Corbo: "L'impronta di Mancini si vede nel finale! Benitez lascia al collega decidere..."

09.03.2015
11:10
Redazione

Benitez lascia a Mancini la prima decisione. L’Inter preferisce l’ambizione alla prudenza. Schiera quindi una difesa vulnerabile: troppo alta per la sua riflessiva mobilità. Soffre nei rientri. Si accentuano due novità nel Napoli: un’attesa vigile sulla trequarti, il Napoli concede solo i primi tocchi, poi attua il “pressing sull’uomo”, va ad aggredire il portatore di palla, per scipparla e ripartire. Questo può averlo spiegato Benitez alla lavagna. Ma bisogna realizzare agguato, e volare in avanti. Ma qui c’è la seconda novità. Si rivela felice la scelta di Mertens, alla sua migliore prova in questa stagione. Fresco, incisivo, altruista. L’esclusione iniziale di Gabbiadini sorprende all’annuncio, ma non desta più stupore quando si ammira il folletto belga sulla fascia sinistra, da esterno puro, insidioso fin dall’inizio, inafferrabile per Santon spostato a destra di Mancini. Nella ripresa a Mancini sembra opportuno invertire: Santon a sinistra dove Callejon è malinconico osservatore e D’Ambrosio a destra. Dove intervenire spesso anche Ranocchia. Come Mertens, come Inler molto risoluto e rapido, splende Hamsik che gioca da regista offensivo: tenta di mandare in rete più volte Higuain. Finché decide di pensarci lui. Lasciato solo da Brozovic gli basta la cresta nera per girare in rete un cross comodo di Henrique. Bisogna attendere poco per il raddoppio di Higuain. Troverà dopo Hamsik anche lui il gol, e sarà di una bellezza tale da riscattare l’imprecisione precedente. Sfugge nella solita ripartenza del Napoli a Juan Jesus, superando largo in velocità. Il difensore brasiliano è come perduto, in uno spazio ampio. La posizione dei difensori interisti si conferma velleitaria: troppo alta e distante nel contatto.

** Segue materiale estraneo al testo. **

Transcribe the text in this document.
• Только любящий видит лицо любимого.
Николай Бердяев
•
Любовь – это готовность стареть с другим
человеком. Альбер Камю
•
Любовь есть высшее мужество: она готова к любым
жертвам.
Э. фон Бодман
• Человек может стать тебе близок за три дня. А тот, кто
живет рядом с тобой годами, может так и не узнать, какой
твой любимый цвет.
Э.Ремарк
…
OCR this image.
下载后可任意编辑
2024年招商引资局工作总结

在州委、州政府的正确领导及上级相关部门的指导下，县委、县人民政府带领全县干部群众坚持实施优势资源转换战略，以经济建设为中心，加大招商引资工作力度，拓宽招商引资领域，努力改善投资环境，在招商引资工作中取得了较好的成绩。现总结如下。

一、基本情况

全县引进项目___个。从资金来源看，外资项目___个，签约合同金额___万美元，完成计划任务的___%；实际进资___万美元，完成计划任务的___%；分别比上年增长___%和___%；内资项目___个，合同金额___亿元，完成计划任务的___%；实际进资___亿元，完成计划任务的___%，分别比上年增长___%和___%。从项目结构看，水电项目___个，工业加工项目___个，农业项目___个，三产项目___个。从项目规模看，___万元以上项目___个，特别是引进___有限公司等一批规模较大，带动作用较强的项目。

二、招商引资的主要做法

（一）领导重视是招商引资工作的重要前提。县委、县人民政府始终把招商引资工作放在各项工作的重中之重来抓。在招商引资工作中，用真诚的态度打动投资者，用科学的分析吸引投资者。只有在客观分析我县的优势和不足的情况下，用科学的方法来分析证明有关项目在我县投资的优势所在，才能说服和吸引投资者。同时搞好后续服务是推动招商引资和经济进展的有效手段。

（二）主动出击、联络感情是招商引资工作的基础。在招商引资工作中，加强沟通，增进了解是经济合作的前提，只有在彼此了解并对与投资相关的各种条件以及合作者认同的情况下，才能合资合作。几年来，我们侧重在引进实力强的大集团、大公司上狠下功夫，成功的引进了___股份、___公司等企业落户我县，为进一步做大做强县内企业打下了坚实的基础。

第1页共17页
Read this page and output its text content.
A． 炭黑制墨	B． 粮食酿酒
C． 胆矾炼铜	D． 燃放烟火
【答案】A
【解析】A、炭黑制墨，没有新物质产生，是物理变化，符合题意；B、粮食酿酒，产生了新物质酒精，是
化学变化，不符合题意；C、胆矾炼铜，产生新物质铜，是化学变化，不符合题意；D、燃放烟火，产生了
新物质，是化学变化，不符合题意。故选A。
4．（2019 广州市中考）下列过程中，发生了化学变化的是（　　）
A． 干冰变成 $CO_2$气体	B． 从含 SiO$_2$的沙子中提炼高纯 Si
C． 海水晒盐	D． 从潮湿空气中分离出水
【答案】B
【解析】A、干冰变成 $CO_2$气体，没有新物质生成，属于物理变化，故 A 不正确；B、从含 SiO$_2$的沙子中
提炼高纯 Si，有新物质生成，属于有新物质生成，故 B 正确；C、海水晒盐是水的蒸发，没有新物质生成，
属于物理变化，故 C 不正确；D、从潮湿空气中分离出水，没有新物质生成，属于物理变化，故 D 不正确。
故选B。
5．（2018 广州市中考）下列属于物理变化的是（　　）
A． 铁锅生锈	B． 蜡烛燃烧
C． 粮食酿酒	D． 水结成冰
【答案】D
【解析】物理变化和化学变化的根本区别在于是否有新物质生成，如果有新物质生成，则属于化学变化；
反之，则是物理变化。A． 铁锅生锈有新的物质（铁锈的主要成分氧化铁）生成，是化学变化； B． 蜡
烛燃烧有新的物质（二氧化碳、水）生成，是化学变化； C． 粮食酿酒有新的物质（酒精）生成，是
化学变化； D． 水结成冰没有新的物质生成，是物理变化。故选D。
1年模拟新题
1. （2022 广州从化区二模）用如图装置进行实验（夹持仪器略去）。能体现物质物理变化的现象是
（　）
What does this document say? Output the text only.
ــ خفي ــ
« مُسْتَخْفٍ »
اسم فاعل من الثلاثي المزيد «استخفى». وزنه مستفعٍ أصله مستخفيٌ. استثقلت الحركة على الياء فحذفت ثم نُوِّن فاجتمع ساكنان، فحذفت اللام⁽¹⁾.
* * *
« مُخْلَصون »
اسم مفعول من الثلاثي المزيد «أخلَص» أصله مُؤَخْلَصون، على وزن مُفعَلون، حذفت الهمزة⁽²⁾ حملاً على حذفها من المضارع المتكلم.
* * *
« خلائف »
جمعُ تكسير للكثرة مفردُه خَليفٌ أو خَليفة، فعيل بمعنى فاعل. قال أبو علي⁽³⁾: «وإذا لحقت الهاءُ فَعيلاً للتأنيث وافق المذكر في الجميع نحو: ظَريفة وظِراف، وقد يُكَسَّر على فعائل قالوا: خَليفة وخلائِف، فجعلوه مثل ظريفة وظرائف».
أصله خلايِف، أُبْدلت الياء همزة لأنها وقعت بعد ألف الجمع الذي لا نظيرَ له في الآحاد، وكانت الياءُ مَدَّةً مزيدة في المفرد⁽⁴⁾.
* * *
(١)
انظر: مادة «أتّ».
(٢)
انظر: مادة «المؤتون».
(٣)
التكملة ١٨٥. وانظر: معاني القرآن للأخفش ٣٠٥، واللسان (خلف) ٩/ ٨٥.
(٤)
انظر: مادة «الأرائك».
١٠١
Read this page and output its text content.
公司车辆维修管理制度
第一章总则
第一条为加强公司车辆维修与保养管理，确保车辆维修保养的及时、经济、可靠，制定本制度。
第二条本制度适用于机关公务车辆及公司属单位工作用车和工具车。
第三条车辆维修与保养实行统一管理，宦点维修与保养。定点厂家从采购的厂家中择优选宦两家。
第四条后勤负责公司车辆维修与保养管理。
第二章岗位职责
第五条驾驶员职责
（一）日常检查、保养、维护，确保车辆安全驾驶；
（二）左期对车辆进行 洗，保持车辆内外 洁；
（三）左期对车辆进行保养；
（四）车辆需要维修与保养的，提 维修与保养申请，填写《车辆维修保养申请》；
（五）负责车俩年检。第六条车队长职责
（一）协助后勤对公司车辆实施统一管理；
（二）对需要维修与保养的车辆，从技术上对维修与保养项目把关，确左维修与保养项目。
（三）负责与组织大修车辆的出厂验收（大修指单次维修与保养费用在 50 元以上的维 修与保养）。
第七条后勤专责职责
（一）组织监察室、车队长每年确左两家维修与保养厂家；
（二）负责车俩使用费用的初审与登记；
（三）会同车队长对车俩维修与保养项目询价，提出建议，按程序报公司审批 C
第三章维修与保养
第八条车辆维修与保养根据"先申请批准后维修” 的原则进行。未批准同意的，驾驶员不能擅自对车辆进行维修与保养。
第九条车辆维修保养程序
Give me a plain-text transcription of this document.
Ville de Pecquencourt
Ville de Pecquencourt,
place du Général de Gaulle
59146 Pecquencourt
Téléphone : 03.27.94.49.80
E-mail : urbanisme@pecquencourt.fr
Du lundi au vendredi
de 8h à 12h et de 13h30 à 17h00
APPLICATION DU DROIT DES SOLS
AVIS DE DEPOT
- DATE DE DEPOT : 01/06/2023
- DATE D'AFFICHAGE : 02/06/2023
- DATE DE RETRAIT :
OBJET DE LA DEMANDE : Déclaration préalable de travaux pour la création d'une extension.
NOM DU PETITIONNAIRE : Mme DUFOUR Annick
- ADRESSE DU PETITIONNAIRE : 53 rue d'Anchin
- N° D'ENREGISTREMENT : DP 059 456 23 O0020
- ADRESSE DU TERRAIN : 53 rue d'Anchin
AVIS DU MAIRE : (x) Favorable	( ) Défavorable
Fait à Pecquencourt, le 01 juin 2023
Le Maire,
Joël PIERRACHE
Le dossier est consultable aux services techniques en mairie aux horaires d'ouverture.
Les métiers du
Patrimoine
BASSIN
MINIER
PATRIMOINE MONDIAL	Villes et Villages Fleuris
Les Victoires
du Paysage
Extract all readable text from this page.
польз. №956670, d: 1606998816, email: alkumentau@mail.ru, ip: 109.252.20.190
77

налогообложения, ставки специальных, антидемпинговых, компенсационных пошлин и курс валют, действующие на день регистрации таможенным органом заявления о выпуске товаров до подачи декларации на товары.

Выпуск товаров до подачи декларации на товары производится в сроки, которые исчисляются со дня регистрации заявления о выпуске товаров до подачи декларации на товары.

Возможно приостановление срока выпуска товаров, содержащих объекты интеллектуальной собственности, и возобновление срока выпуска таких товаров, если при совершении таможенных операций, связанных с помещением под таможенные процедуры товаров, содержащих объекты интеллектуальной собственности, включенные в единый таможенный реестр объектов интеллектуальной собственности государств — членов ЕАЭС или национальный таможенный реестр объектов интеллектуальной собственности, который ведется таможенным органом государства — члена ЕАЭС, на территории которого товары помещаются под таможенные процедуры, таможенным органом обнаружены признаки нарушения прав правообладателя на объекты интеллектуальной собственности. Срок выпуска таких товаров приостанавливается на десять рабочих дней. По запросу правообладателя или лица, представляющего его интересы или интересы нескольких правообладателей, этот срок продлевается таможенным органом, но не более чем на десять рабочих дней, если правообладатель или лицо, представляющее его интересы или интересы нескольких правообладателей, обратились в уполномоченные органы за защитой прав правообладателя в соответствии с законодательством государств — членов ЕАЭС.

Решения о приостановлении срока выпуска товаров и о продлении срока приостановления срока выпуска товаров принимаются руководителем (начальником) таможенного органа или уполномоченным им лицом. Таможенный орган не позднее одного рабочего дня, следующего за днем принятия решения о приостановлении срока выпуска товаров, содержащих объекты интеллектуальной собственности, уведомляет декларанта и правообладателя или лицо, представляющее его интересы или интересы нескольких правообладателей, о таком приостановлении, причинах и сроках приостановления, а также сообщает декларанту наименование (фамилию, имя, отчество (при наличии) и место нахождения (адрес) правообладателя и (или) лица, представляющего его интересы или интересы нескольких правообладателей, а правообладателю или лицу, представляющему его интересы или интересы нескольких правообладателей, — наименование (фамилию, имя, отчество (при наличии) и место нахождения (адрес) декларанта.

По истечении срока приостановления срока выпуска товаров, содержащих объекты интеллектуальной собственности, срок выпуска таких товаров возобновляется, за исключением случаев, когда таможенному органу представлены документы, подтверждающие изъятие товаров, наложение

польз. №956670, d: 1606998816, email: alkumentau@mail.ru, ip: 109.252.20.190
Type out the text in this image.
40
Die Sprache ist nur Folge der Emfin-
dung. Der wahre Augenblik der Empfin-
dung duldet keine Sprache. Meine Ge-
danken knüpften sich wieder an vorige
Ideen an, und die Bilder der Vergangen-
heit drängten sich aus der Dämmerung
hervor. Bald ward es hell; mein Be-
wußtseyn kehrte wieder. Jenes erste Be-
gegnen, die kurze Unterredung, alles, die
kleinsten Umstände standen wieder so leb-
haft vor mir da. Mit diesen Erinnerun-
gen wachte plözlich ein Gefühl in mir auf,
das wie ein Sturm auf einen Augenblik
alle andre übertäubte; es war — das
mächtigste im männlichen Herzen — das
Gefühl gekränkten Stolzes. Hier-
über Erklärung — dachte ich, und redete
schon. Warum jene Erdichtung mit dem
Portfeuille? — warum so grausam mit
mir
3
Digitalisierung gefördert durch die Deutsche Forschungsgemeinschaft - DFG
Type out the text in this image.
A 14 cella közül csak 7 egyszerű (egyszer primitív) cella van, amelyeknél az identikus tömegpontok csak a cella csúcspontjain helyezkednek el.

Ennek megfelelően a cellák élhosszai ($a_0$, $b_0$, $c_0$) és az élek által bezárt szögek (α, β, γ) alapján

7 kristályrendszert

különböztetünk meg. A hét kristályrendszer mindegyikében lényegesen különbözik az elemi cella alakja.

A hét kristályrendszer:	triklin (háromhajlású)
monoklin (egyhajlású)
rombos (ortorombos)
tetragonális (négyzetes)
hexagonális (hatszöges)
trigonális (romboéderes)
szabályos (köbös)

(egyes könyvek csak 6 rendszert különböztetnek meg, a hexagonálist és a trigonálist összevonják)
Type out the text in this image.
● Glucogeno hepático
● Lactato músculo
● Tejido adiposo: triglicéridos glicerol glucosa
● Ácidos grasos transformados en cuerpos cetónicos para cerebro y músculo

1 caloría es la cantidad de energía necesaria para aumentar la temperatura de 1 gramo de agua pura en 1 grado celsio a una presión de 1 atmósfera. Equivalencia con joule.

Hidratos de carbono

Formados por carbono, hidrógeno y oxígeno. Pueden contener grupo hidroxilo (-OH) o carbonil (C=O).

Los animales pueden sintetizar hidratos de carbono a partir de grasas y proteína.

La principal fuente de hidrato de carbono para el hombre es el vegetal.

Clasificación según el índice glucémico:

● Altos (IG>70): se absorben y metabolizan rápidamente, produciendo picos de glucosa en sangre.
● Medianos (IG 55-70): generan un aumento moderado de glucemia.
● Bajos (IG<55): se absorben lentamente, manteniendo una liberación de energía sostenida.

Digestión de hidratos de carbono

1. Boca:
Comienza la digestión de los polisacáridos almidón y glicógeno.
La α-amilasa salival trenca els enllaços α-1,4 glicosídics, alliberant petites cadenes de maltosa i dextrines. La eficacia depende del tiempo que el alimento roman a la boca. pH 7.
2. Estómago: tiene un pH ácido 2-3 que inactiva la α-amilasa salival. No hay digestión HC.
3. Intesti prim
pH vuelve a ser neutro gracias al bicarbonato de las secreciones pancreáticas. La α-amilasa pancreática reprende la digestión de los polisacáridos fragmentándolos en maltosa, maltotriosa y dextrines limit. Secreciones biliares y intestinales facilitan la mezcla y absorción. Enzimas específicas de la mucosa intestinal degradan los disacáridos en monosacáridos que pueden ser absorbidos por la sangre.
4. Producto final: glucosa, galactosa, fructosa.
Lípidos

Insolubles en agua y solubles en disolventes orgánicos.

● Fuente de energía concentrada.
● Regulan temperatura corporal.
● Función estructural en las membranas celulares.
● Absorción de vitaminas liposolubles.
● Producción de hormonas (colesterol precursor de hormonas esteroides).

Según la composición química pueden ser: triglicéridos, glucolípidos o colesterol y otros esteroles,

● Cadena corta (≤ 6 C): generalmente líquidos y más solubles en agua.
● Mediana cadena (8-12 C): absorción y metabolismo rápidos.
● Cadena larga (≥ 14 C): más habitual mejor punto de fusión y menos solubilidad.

Questo Napoli, molto più corto, raccolto, in posizione di attesa ma con le antenne dritte per scattare subito, ottiene un vantaggio: se l’Inter ha possesso palla, ma è verbosa e prevedibile, la squadra di Benitez è rapida nelle ripartenze alte, di certo più pericolosa. Protagonista del primo tempo. Il Napoli prima del gol, trova quindi il sistema per tenere in allarme la difesa interista schiacciata su Medel che gioca a schermo, e staccare due spine: i due rivali più temuti. Uno, il fantasista circondato da Lopez, il tecnico Shaqiri che gioca da trequartista nel 4-3-1-2, l’altro è l’esterno Guarin che finisce tra Inler e Strinic. Né l’uno né l’altro creativo di Mancini sono in contatto per un’ora con le due punte, Palacio e Icardi. Ma gli allenatori di prestigio non si arrendono neanche sul 2-0.
Mancini cerca qualcosa di nuovo. Comincia dall’ammonito Brozovic, che va fuori per Hernanes. Sposta a destra Shaquiri che aspetta D’Ambrosio per agganciarsi nella fase offensiva. Mancini chiede infatti ai difensori laterali di proporre. Di spingere. Di osare. Santon che aveva subìto Mertens misura indovina la fuga giusta per rifornire la coppia d’attacco: Icardi prima, Palacio poi che riapre la partita. È lo stesso Palacio ormai eccitato a creare il panico, al punto di costringere Henrique al rigore. Non basta ricordare le 40 partite giocate dal Napoli, per spiegare il crollo nel finale. Va valutata invece l’abilità di Mancini: aumenta nella fase cruciale il tasso tecnico dell’Inter, corregge le posizioni in quella fascia di trequarti, tra attacco e difesa, fascia che da sempre manca di un leader, uno che dia qualità alla mediana, carattere alla squadra, punti per il secondo posto.